Johnny and I agreed that, by default, the response to a DECnet finger
query is a sequences of records, each no longer than 132 bytes (more
typically 90), terminated by a line-feed. If the remote finger client
or operating system can handle larger buffers, then it can connect with
optional data=STREAM. Tops-20 will then dump everything in one giant
record. Only the Tops-20 finger client can handle this, although I
suspect maybe a VAX client might also be able to do it.
I had been making steady progress until I started stress testing it,
meaning having a session active on MIM::, TOMMYT::, and VENTI2::
(local), each having a finger command in ready to go and then pushing
carriage return on all three as simultaneously as possible.
This started generating errors on MIM:: that the "object wasn't
available". What was going on was that the structure of the Tops-20
finger server really wasn't architected to have real time response for
that much curiosity.

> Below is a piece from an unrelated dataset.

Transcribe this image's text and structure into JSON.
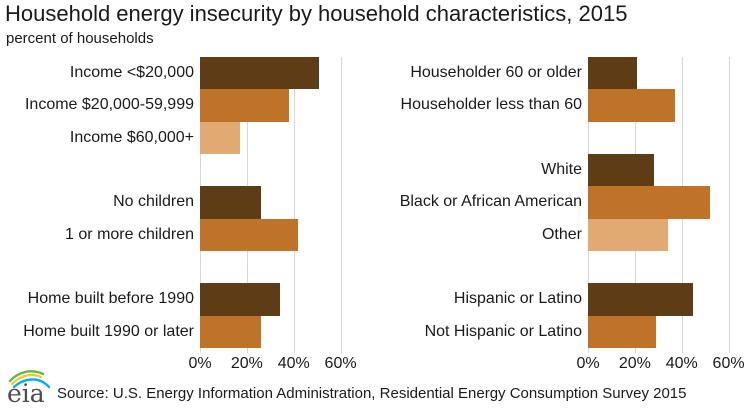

It only opens a single SRV:117 (finger) object at a
time, waits for a connection, reads the data, hands it off to an idle
finger client fork via a pipe, and then gets a new SRV:117 object.

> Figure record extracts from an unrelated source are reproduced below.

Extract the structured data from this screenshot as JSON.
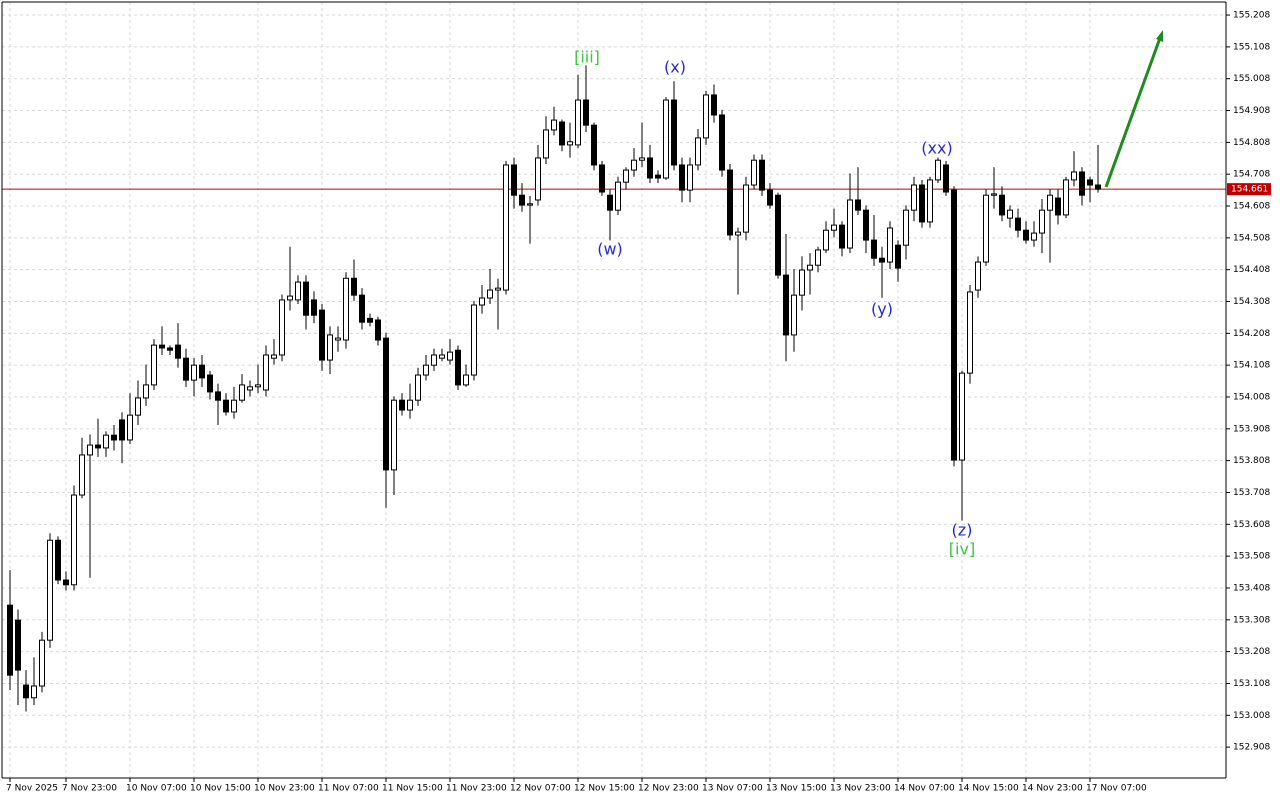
{
  "chart_data": {
    "type": "candlestick",
    "open": [
      153.354,
      153.307,
      153.103,
      153.063,
      153.1,
      153.244,
      153.558,
      153.433,
      153.418,
      153.7,
      153.826,
      153.857,
      153.848,
      153.888,
      153.936,
      153.873,
      153.951,
      154.005,
      154.046,
      154.171,
      154.162,
      154.171,
      154.13,
      154.061,
      154.108,
      154.077,
      154.024,
      153.998,
      153.961,
      153.998,
      154.03,
      154.04,
      154.03,
      154.13,
      154.14,
      154.313,
      154.313,
      154.369,
      154.313,
      154.281,
      154.124,
      154.187,
      154.187,
      154.381,
      154.328,
      154.255,
      154.25,
      154.193,
      153.779,
      153.998,
      153.967,
      153.998,
      154.077,
      154.108,
      154.13,
      154.124,
      154.155,
      154.046,
      154.077,
      154.297,
      154.319,
      154.344,
      154.344,
      154.737,
      154.642,
      154.611,
      154.627,
      154.759,
      154.847,
      154.872,
      154.8,
      154.8,
      154.941,
      154.862,
      154.737,
      154.642,
      154.595,
      154.683,
      154.721,
      154.752,
      154.759,
      154.705,
      154.696,
      154.941,
      154.737,
      154.658,
      154.737,
      154.822,
      154.957,
      154.894,
      154.721,
      154.517,
      154.526,
      154.674,
      154.752,
      154.658,
      154.642,
      154.391,
      154.203,
      154.328,
      154.407,
      154.422,
      154.47,
      154.532,
      154.548,
      154.476,
      154.627,
      154.595,
      154.501,
      154.444,
      154.432,
      154.485,
      154.485,
      154.595,
      154.674,
      154.558,
      154.69,
      154.737,
      154.658,
      153.81,
      154.083,
      154.344,
      154.432,
      154.642,
      154.642,
      154.57,
      154.57,
      154.532,
      154.501,
      154.523,
      154.595,
      154.633,
      154.58,
      154.69,
      154.715,
      154.69,
      154.674
    ],
    "high": [
      153.464,
      153.34,
      153.15,
      153.19,
      153.27,
      153.58,
      153.57,
      153.46,
      153.73,
      153.88,
      153.89,
      153.94,
      153.9,
      153.92,
      153.96,
      154.02,
      154.06,
      154.11,
      154.19,
      154.23,
      154.17,
      154.24,
      154.16,
      154.13,
      154.14,
      154.09,
      154.05,
      154.02,
      154.04,
      154.08,
      154.06,
      154.11,
      154.17,
      154.19,
      154.33,
      154.48,
      154.39,
      154.39,
      154.34,
      154.3,
      154.23,
      154.23,
      154.4,
      154.44,
      154.35,
      154.27,
      154.26,
      154.21,
      154.01,
      154.02,
      154.05,
      154.1,
      154.14,
      154.16,
      154.16,
      154.19,
      154.17,
      154.11,
      154.31,
      154.36,
      154.41,
      154.38,
      154.75,
      154.76,
      154.68,
      154.64,
      154.8,
      154.89,
      154.92,
      154.88,
      154.87,
      155.02,
      155.05,
      154.87,
      154.75,
      154.66,
      154.7,
      154.73,
      154.79,
      154.87,
      154.8,
      154.72,
      154.95,
      155.0,
      154.76,
      154.76,
      154.85,
      154.97,
      154.99,
      154.91,
      154.74,
      154.54,
      154.7,
      154.77,
      154.77,
      154.68,
      154.65,
      154.52,
      154.41,
      154.45,
      154.46,
      154.48,
      154.56,
      154.6,
      154.56,
      154.71,
      154.73,
      154.61,
      154.58,
      154.48,
      154.56,
      154.5,
      154.61,
      154.7,
      154.69,
      154.7,
      154.76,
      154.75,
      154.67,
      154.09,
      154.36,
      154.45,
      154.66,
      154.73,
      154.67,
      154.61,
      154.6,
      154.56,
      154.56,
      154.63,
      154.66,
      154.66,
      154.7,
      154.78,
      154.73,
      154.7,
      154.8
    ],
    "low": [
      153.087,
      153.04,
      153.02,
      153.04,
      153.08,
      153.22,
      153.42,
      153.4,
      153.4,
      153.69,
      153.44,
      153.82,
      153.82,
      153.84,
      153.8,
      153.86,
      153.92,
      153.98,
      154.03,
      154.14,
      154.14,
      154.1,
      154.04,
      154.01,
      154.04,
      154.0,
      153.92,
      153.95,
      153.94,
      153.99,
      154.01,
      154.02,
      154.01,
      154.11,
      154.12,
      154.28,
      154.3,
      154.22,
      154.24,
      154.09,
      154.08,
      154.15,
      154.16,
      154.31,
      154.22,
      154.23,
      154.17,
      153.66,
      153.7,
      153.95,
      153.94,
      153.98,
      154.06,
      154.09,
      154.12,
      154.11,
      154.03,
      154.04,
      154.06,
      154.27,
      154.3,
      154.22,
      154.33,
      154.6,
      154.59,
      154.49,
      154.61,
      154.74,
      154.83,
      154.78,
      154.76,
      154.79,
      154.84,
      154.72,
      154.64,
      154.5,
      154.58,
      154.66,
      154.7,
      154.73,
      154.68,
      154.68,
      154.69,
      154.72,
      154.62,
      154.62,
      154.72,
      154.8,
      154.87,
      154.7,
      154.5,
      154.33,
      154.5,
      154.66,
      154.64,
      154.6,
      154.38,
      154.12,
      154.15,
      154.28,
      154.33,
      154.4,
      154.46,
      154.51,
      154.45,
      154.46,
      154.58,
      154.46,
      154.42,
      154.32,
      154.41,
      154.37,
      154.44,
      154.56,
      154.54,
      154.54,
      154.68,
      154.64,
      153.79,
      153.62,
      154.05,
      154.32,
      154.42,
      154.6,
      154.56,
      154.54,
      154.51,
      154.49,
      154.48,
      154.46,
      154.43,
      154.55,
      154.57,
      154.67,
      154.61,
      154.62,
      154.65
    ],
    "close": [
      153.134,
      153.15,
      153.063,
      153.1,
      153.244,
      153.558,
      153.433,
      153.418,
      153.7,
      153.826,
      153.857,
      153.848,
      153.888,
      153.873,
      153.873,
      153.951,
      154.005,
      154.046,
      154.171,
      154.162,
      154.155,
      154.13,
      154.061,
      154.108,
      154.068,
      154.024,
      153.998,
      153.961,
      153.998,
      154.046,
      154.04,
      154.046,
      154.14,
      154.14,
      154.313,
      154.325,
      154.369,
      154.265,
      154.265,
      154.124,
      154.203,
      154.193,
      154.381,
      154.328,
      154.243,
      154.243,
      154.187,
      153.779,
      153.998,
      153.967,
      153.998,
      154.077,
      154.108,
      154.14,
      154.14,
      154.149,
      154.046,
      154.077,
      154.297,
      154.319,
      154.344,
      154.35,
      154.737,
      154.642,
      154.611,
      154.615,
      154.759,
      154.847,
      154.878,
      154.8,
      154.81,
      154.941,
      154.862,
      154.737,
      154.652,
      154.595,
      154.683,
      154.721,
      154.752,
      154.759,
      154.696,
      154.696,
      154.941,
      154.737,
      154.658,
      154.737,
      154.822,
      154.957,
      154.894,
      154.721,
      154.517,
      154.526,
      154.674,
      154.752,
      154.658,
      154.611,
      154.391,
      154.203,
      154.328,
      154.407,
      154.422,
      154.47,
      154.532,
      154.548,
      154.476,
      154.627,
      154.595,
      154.501,
      154.444,
      154.432,
      154.539,
      154.413,
      154.595,
      154.674,
      154.558,
      154.69,
      154.752,
      154.652,
      153.81,
      154.083,
      154.338,
      154.432,
      154.642,
      154.646,
      154.58,
      154.595,
      154.532,
      154.501,
      154.523,
      154.595,
      154.642,
      154.58,
      154.69,
      154.715,
      154.642,
      154.674,
      154.661
    ],
    "up_color": "#ffffff",
    "down_color": "#000000",
    "xticks": [
      {
        "value": 0,
        "label": "7 Nov 2025"
      },
      {
        "value": 7,
        "label": "7 Nov 23:00"
      },
      {
        "value": 15,
        "label": "10 Nov 07:00"
      },
      {
        "value": 23,
        "label": "10 Nov 15:00"
      },
      {
        "value": 31,
        "label": "10 Nov 23:00"
      },
      {
        "value": 39,
        "label": "11 Nov 07:00"
      },
      {
        "value": 47,
        "label": "11 Nov 15:00"
      },
      {
        "value": 55,
        "label": "11 Nov 23:00"
      },
      {
        "value": 63,
        "label": "12 Nov 07:00"
      },
      {
        "value": 71,
        "label": "12 Nov 15:00"
      },
      {
        "value": 79,
        "label": "12 Nov 23:00"
      },
      {
        "value": 87,
        "label": "13 Nov 07:00"
      },
      {
        "value": 95,
        "label": "13 Nov 15:00"
      },
      {
        "value": 103,
        "label": "13 Nov 23:00"
      },
      {
        "value": 111,
        "label": "14 Nov 07:00"
      },
      {
        "value": 119,
        "label": "14 Nov 15:00"
      },
      {
        "value": 127,
        "label": "14 Nov 23:00"
      },
      {
        "value": 135,
        "label": "17 Nov 07:00"
      }
    ],
    "ylim": [
      152.811,
      155.249
    ],
    "yticks": [
      152.908,
      153.008,
      153.108,
      153.208,
      153.308,
      153.408,
      153.508,
      153.608,
      153.708,
      153.808,
      153.908,
      154.008,
      154.108,
      154.208,
      154.308,
      154.408,
      154.508,
      154.608,
      154.708,
      154.808,
      154.908,
      155.008,
      155.108,
      155.208
    ],
    "grid": true,
    "current_price": 154.661,
    "current_price_color": "#c00000",
    "annotations": [
      {
        "text": "[iii]",
        "color": "#3ec43e"
      },
      {
        "text": "(x)",
        "color": "#2828d8"
      },
      {
        "text": "(w)",
        "color": "#2828d8"
      },
      {
        "text": "(xx)",
        "color": "#2828d8"
      },
      {
        "text": "(y)",
        "color": "#2828d8"
      },
      {
        "text": "(z)",
        "color": "#2828d8"
      },
      {
        "text": "[iv]",
        "color": "#3ec43e"
      }
    ]
  }
}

In other words, it isn't until the finger client is started with the
connection redirected to DECnet that the server is ready to accept
another connection. That has what I would consider to be noticeable
latency, particularly on failure. An error doesn't really matter for
SMTP as it is a background task and just tries again, later. An
interactive finger on the other hand, has a user sitting there waiting
for a response, so it seemed to me that this wasn't really going to cut it.
I took the model of the Tops-20 FAL server, which has a single control
fork, looking for illness in sub-forks, all of which open their own FAL
server object. The new finger controller now starts separate FNGSRV
sub-server forks, creating a FINGER sub-fork for each, gets all the
communications lined up, and starts all the FNGSRV sub-forks to listen
for connections.
This has the advantage of not clobbering the system on FNGSRV startup
because resources are gotten or creating sequentially, so there isn't
much for a FNGSRV sub-fork to do except wait for a connection and manage
its own single FINGER sub-fork.
Startup resource allocation looks like this:
[Fork FNGSRV opening PIP:1;RECORD-LENGTH:200 for writing]

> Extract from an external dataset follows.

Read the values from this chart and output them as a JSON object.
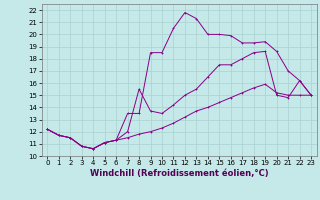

[Fork FNGSRV opening PIP:1.1 for reading]
[Fork FNGSRV opening SRV:117 for reading, writing]
[Fork FNGSRV opening PIP:2;RECORD-LENGTH:200 for writing]
[Fork FNGSRV opening PIP:2.2 for reading]
[Fork FNGSRV opening SRV:117 for reading, writing]
[Fork FNGSRV opening PIP:3;RECORD-LENGTH:200 for writing]
[Fork FNGSRV opening PIP:3.3 for reading]
[Fork FNGSRV opening SRV:117 for reading, writing]
The resulting JFN's being:
JFN File Mode Bytes(Size)
2 FNGSRV.EXE.330 Read, Execute
3 FINGER.EXE.116 Read, Execute
15 PIP:1;RECORD-LENGTH:200 Append 0.(8)
16 PIP:1.1 Read 0.(8)
17 SRV:117 Read, Append 0.(8)
20 PIP:2;RECORD-LENGTH:200 Append 0.(8)
21 PIP:2.2 Read 0.(8)
22 SRV:117 Read, Append 0.(8)
23 PIP:3;RECORD-LENGTH:200 Append 0.(8)
24 PIP:3.3 Read 0.(8)
25 SRV:117 Read, Append 0.(8)
The resulting fork structure is:
=> FNGSRV (2): HALT at STARTS+13, 0.02719
Fork 12: HALT at 0, 0.00018
Fork 13: HALT at 0, 0.00016
Fork 10: HALT at 0, 0.00012
Fork 11: HALT at 0, 0.00012
Fork 6: HALT at 0, 0.00008
Fork 7: HALT at 0, 0.00007
So fork 2 is the finger server controller, forks 12, 10, and 6 are
finger server sub-forks, and forks 13, 11, and 7 are the respective
Tops-20 finger clients. Times are in tens of microseconds, the maximum
resolution that Tops-20 supports. What can be seen is that fork
creation is happening in sub-millisecond time. This was not the case in
the 1980's with KL10's (I /think/), and modifications were necessary to
Tops-20 and the EXEC to capture the increased resolution.
I guess I'll have another version ready in about two weeks.